こじらせた想い⑨

 なんとかして葉月をなだめてお開きにしようとしていると、軽快な着信音が流れた。大阪人にはお馴染みのお笑い番組のテーマ曲だから、葉月のスマホだとすぐにわかる。

 葉月は着信音に合わせて鼻唄を歌いながら、ジャケットのポケットを探る。


「あらー、ないなぁ。どこ行ったぁ?あいつ足でも生えとんちゃうかぁ?」


 葉月はひたすらジャケットのポケットを探しているけれど、どう考えても着信音は鞄の中から聞こえている。


「そこじゃなくて、これ鞄の中で鳴ってるんだよ」

「ホンマかぁ?」


 鞄の中をごそごそ漁ってようやく取り出したスマホの画面には、三島課長からの着信通知が表示されていた。


「もしもしー、木村ですー」


 相手は上司だというのに、一声で酔っぱらいの大阪人だとバレる電話の出方だ。

 おそらく三島課長は仕事に関係することで急ぎの用があるから電話してきたと思うのだけど、こんなに酔っている葉月が三島課長の話を理解できるのか心配になる。


「ゆうあい生命の納品書ですかぁ?そんなんとっくの昔にできてますやん!私のパソコンの中ですわ。朝イチで?ハイ、よろこんでー!」


 大阪の居酒屋みたいなノリになってはいるけれど、なんとか会話は成立しているようだ。

 明日の朝までに忘れていなければいいけどと思いながら聞き流していると、葉月がまたコップに残っていたビールを一気に飲み干して、「三島課長、お話が!」と叫んだ。

 今度は一体何を言い出すつもりなのかとハラハラする。


「私、結婚して大阪帰ることになったんで、会社辞めます!」

『えっ、結婚?!会社辞めるって……ええっ?!』


 葉月の突然の寿退社宣言に驚いた三島課長の声が、スピーカーにしてもいないのにハッキリと聞こえてきた。

 三島課長の驚きぶりに葉月は至極ご満悦の様子だ。


「今、志織と飲んでるんですけど、三島課長もはります?じゃあ志織に代わりますねぇ」


 有無を言わさずズイッと差し出されたスマホを仕方なく受け取って電話を代わる。

 三島課長はかなり動揺していたけれど、葉月がかなり酔っているのを心配していて、私ひとりでは送るのも大変だろうし、とりあえず車で迎えに行くから店の名前と場所を教えてくれと言った。

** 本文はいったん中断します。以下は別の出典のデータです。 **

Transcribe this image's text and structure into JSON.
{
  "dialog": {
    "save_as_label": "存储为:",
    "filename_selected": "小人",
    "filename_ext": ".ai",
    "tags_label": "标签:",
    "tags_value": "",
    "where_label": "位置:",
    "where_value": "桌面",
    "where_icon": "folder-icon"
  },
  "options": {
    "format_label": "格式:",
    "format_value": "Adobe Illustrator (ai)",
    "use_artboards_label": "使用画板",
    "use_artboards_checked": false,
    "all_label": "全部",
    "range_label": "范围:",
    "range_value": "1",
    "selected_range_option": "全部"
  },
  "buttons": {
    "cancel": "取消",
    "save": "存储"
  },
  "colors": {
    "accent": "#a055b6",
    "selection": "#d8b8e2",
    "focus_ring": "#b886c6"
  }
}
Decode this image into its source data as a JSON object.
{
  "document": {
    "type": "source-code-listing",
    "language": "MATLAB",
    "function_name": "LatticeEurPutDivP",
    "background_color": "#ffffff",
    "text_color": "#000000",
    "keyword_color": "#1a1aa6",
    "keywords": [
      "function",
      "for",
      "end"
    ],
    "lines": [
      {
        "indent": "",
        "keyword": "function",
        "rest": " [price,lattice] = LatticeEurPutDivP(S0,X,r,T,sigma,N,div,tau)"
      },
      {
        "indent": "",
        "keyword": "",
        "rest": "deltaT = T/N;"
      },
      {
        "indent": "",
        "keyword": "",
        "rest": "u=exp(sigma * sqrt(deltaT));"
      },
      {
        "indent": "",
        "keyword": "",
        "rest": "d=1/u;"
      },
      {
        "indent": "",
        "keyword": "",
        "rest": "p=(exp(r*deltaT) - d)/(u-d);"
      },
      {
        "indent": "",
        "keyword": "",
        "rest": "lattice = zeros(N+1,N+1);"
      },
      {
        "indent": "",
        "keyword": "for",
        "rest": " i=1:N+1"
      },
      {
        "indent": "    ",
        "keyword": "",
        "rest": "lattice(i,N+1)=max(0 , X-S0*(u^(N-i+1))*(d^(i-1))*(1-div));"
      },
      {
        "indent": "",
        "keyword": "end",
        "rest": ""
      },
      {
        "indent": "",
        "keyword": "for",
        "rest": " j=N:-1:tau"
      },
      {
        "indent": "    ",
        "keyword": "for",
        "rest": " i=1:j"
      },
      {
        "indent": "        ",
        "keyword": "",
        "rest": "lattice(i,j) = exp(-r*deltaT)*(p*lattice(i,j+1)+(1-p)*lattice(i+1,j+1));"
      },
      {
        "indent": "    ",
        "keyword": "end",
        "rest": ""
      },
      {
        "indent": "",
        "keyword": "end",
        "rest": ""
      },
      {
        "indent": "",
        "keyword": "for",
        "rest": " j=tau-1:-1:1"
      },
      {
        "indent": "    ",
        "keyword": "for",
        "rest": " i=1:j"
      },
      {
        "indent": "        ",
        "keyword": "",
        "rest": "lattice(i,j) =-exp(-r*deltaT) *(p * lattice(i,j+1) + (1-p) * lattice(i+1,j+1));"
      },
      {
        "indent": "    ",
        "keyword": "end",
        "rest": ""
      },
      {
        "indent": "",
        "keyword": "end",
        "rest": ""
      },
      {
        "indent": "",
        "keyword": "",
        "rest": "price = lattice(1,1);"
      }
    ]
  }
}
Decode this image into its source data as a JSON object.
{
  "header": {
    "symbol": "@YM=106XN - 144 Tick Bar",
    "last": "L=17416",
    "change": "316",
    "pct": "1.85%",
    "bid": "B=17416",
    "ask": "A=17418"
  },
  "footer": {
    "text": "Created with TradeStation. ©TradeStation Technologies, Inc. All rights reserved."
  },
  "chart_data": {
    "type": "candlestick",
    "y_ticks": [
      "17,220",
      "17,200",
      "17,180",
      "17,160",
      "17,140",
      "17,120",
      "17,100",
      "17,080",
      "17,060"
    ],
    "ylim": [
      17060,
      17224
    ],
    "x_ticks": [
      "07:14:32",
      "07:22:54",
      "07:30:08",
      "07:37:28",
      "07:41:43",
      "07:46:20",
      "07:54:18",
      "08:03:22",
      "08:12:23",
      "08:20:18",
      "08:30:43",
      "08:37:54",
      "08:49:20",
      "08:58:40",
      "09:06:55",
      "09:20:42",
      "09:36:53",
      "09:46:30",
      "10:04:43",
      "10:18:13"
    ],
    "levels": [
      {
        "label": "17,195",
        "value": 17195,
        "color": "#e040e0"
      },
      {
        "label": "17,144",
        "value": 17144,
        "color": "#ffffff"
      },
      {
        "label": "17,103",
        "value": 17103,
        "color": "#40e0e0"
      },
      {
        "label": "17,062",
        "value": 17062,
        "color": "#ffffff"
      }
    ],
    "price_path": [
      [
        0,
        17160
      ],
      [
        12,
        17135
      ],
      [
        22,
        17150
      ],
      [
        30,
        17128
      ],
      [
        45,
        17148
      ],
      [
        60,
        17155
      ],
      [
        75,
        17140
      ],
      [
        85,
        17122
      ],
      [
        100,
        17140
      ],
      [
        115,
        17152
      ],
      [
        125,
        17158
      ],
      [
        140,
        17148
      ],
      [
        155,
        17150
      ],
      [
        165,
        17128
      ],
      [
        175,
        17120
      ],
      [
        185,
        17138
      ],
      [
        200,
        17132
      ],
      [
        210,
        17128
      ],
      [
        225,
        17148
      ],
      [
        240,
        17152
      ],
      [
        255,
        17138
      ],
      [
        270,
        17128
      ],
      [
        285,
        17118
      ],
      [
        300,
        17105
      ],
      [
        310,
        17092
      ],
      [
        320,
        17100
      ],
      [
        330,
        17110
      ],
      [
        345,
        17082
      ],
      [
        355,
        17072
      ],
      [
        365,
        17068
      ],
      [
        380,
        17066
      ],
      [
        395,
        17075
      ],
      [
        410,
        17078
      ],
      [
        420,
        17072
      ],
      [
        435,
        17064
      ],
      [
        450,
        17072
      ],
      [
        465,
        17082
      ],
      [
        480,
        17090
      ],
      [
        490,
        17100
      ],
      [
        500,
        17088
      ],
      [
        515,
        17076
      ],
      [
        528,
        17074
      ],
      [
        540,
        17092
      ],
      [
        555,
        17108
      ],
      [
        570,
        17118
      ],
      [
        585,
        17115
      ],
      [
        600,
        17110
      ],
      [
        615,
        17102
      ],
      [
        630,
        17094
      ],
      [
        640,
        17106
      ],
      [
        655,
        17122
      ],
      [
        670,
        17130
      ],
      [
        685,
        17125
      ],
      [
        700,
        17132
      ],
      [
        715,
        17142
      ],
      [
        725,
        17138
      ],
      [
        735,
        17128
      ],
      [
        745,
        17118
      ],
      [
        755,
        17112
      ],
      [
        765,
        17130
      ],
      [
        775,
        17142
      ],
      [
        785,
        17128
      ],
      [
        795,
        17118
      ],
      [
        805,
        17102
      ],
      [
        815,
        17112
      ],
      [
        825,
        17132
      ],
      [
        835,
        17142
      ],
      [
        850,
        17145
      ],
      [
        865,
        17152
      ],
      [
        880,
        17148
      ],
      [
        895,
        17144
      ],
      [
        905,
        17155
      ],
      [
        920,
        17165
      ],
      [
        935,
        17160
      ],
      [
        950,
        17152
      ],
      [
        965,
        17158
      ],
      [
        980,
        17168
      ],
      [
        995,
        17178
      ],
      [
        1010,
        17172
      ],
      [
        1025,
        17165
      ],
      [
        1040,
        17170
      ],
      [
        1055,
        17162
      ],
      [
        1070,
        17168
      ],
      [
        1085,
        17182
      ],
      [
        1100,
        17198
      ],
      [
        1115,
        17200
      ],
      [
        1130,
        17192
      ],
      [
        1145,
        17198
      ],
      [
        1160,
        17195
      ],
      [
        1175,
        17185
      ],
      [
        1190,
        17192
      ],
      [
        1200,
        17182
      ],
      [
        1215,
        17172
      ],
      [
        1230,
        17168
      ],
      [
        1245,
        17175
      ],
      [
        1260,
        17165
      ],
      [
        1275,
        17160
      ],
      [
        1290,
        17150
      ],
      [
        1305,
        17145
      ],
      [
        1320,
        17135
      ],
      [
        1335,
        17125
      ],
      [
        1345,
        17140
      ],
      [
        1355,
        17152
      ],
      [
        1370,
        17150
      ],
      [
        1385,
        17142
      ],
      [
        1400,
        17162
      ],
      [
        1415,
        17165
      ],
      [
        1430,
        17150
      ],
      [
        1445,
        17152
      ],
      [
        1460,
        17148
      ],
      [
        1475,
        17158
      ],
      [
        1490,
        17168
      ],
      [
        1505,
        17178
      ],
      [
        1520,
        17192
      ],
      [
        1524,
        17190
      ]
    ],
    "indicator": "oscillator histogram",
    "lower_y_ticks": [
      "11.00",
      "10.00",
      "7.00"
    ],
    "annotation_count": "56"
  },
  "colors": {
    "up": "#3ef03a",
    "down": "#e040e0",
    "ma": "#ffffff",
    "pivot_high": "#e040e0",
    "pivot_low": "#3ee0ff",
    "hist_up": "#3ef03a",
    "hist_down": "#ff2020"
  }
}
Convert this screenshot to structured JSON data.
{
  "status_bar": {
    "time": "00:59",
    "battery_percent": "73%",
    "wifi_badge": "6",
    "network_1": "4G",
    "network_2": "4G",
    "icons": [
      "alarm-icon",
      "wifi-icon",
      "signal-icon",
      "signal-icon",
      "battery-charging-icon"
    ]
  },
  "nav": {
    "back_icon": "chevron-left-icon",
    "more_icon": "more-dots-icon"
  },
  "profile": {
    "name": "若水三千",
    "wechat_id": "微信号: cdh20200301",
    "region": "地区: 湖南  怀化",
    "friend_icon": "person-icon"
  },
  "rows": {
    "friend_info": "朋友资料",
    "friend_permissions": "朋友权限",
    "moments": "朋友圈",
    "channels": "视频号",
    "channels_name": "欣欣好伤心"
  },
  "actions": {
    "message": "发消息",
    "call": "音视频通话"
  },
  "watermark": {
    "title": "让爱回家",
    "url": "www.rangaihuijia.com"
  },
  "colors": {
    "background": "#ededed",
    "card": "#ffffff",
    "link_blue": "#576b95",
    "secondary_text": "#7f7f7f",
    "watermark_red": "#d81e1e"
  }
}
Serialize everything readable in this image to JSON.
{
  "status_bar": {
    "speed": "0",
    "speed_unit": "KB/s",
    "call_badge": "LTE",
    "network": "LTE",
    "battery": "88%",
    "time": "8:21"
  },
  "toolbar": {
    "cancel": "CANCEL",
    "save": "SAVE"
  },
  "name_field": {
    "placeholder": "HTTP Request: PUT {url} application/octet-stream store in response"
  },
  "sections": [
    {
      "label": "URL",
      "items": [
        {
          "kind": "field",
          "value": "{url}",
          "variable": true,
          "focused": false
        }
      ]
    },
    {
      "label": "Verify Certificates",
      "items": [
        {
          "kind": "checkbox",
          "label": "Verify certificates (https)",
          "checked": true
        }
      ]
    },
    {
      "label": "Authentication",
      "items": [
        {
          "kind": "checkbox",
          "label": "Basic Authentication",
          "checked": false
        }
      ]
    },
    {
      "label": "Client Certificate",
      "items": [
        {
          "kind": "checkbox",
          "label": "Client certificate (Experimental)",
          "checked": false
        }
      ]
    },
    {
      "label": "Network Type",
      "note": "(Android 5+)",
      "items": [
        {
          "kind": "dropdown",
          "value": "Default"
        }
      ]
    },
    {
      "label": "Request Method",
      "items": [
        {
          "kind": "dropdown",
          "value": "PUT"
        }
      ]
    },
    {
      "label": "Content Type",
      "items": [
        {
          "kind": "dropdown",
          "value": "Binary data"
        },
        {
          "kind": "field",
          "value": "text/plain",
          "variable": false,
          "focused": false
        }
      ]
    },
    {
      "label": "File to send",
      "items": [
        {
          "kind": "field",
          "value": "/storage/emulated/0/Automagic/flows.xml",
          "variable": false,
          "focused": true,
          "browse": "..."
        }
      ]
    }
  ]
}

 さすがは生き仏、どこまで部下思いで面倒見のいい上司なんだと感動すら覚える。

 電話を切ってスマホを返そうとすると、葉月はまたジャケットのポケットを探っていた。


「んー、ないなぁ……。どこ行ったんやろ?」

「何探してるの?」

「スマホスマホ」


 自分が強引に渡したくせに、それを忘れて探しているようだ。お笑いネタによくある、眼鏡は額のところにあるのに、それを忘れて『メガネメガネ』と言いながら探すやつに似ている。

 大阪人はみんな、酔うとナチュラルにギャグをやってしまうのかしら?


「葉月のスマホはここにあるってば」

「おー、そんなとこにおったんか」


 葉月は私の手からスマホを受け取り、何やら操作し始めた。しかし酔っているせいか、なかなかうまくいかないようだ。


「んー?これちゃうなぁ。あれー?どうするんやっけ?お、あったあった」

「何してるの?」

「気が変わらんうちにシゲに返事しよおもて。あ、かかった」

「えっ、今?!」


 泥酔状態でプロポーズの返事をするなんて、いくらなんでもあり得ない。一生に関わる大事な話なのだから、日を改めてシラフのときにするのがお互いのためだと思う。

 しかし時すでに遅し、葉月のかけた電話は繋がってしまったようだ。